You can see a few of them, for now, down the side bar of this blog. I'd like to think those links also offered some moral support.

But, yes, that now outdated blog roll, if not this entire blog and my blogging itself, is due for a change/revamp soon. That being given, I don't really have much to say on the meta topic of blogrolls other than to say that one's blogroll is, uh, one's blogroll.

If there's anything a blogger has the right to change at will it would be that. In the old days before easy RSS, and for curmudgeons like me, a blogroll was just an easy way to check in with a whole bunch of blogs one reads.

I think Markos putting some focus on local and regional blogs is a fine move. Of course, I'm biased on that topic. Were there politics to kos's blogroll choices? Sure. Everything's political. More to the point, there will be some real economic impact, not to mention personal impact, to all the blogs that used to get a boost from the dkos link. There's no way around that. Dailykos is that huge.
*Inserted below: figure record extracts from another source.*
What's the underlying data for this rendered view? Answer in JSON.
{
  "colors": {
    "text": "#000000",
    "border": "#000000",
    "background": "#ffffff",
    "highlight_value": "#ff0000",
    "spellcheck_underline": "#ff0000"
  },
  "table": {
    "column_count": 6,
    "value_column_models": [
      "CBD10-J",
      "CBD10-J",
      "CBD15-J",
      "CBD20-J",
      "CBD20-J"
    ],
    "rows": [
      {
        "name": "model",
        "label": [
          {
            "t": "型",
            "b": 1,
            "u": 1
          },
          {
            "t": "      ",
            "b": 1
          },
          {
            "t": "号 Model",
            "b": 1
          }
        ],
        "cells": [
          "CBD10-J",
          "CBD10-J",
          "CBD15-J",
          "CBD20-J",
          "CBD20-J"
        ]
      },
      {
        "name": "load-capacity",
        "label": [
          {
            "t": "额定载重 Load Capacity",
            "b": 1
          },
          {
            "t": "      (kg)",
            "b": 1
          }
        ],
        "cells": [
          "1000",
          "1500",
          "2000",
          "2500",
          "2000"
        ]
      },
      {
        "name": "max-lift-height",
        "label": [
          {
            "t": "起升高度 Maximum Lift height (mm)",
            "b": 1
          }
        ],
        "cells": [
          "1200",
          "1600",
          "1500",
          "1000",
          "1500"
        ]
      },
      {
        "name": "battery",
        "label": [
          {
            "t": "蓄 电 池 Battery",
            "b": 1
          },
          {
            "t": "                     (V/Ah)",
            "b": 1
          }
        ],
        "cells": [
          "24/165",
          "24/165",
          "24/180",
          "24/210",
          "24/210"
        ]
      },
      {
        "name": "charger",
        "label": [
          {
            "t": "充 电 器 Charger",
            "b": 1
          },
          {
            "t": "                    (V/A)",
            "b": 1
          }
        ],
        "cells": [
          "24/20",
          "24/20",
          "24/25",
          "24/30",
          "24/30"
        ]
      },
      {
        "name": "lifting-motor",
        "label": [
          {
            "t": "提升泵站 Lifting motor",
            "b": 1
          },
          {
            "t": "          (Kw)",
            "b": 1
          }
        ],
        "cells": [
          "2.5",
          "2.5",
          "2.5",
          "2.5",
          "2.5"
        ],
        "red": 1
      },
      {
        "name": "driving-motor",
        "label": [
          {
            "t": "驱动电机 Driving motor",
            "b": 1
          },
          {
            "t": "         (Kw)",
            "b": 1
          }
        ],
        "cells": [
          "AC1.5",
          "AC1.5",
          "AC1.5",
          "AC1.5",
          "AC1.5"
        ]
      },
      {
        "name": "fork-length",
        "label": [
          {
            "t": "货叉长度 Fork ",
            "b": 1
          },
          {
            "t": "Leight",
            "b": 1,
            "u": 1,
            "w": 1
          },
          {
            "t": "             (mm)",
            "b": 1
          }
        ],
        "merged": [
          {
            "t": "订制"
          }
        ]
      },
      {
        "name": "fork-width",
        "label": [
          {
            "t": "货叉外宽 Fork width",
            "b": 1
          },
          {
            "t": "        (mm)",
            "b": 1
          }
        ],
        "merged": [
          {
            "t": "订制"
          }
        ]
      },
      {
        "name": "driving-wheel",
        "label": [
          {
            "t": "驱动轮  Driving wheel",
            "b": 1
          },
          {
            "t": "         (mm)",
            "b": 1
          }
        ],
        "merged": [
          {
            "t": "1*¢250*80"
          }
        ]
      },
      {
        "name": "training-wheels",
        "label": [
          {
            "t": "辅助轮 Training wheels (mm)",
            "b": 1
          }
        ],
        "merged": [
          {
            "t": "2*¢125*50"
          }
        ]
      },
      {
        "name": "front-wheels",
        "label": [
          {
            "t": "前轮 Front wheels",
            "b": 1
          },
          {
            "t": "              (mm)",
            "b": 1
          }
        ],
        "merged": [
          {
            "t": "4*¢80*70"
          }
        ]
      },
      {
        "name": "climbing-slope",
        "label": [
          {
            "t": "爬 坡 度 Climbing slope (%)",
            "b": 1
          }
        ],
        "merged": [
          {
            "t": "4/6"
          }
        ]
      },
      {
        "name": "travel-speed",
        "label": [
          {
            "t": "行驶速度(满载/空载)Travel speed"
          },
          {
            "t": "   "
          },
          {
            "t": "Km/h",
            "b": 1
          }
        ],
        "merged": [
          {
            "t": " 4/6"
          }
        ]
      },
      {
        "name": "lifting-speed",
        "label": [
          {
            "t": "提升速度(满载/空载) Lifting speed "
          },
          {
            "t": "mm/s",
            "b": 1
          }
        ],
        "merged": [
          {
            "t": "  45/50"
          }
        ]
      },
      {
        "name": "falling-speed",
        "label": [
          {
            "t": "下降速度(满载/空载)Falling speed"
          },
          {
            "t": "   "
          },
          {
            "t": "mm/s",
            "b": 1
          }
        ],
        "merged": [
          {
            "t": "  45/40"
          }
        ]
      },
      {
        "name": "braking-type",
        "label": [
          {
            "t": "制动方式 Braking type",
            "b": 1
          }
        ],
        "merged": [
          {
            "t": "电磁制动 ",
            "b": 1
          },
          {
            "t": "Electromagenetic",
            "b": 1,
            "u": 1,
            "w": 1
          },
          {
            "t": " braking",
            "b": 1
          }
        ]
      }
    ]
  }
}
As for me, my blogging, my writing and this blog...we'll just have to see. Traffic has never been a be all and end all for me. For what it's worth, before I dove into covering local blogs last election cycle, I was appreciating the joy of writing and blogging again.

That's something I'd like to do again. Writing for the joy of it.

In the meantime, I've been busy with life. That's just the way it's been. When I have the time to give it the proper consideration, I'm sure I'll come up with my blogging "next move."

Until then, see you on the internets and here at k/o.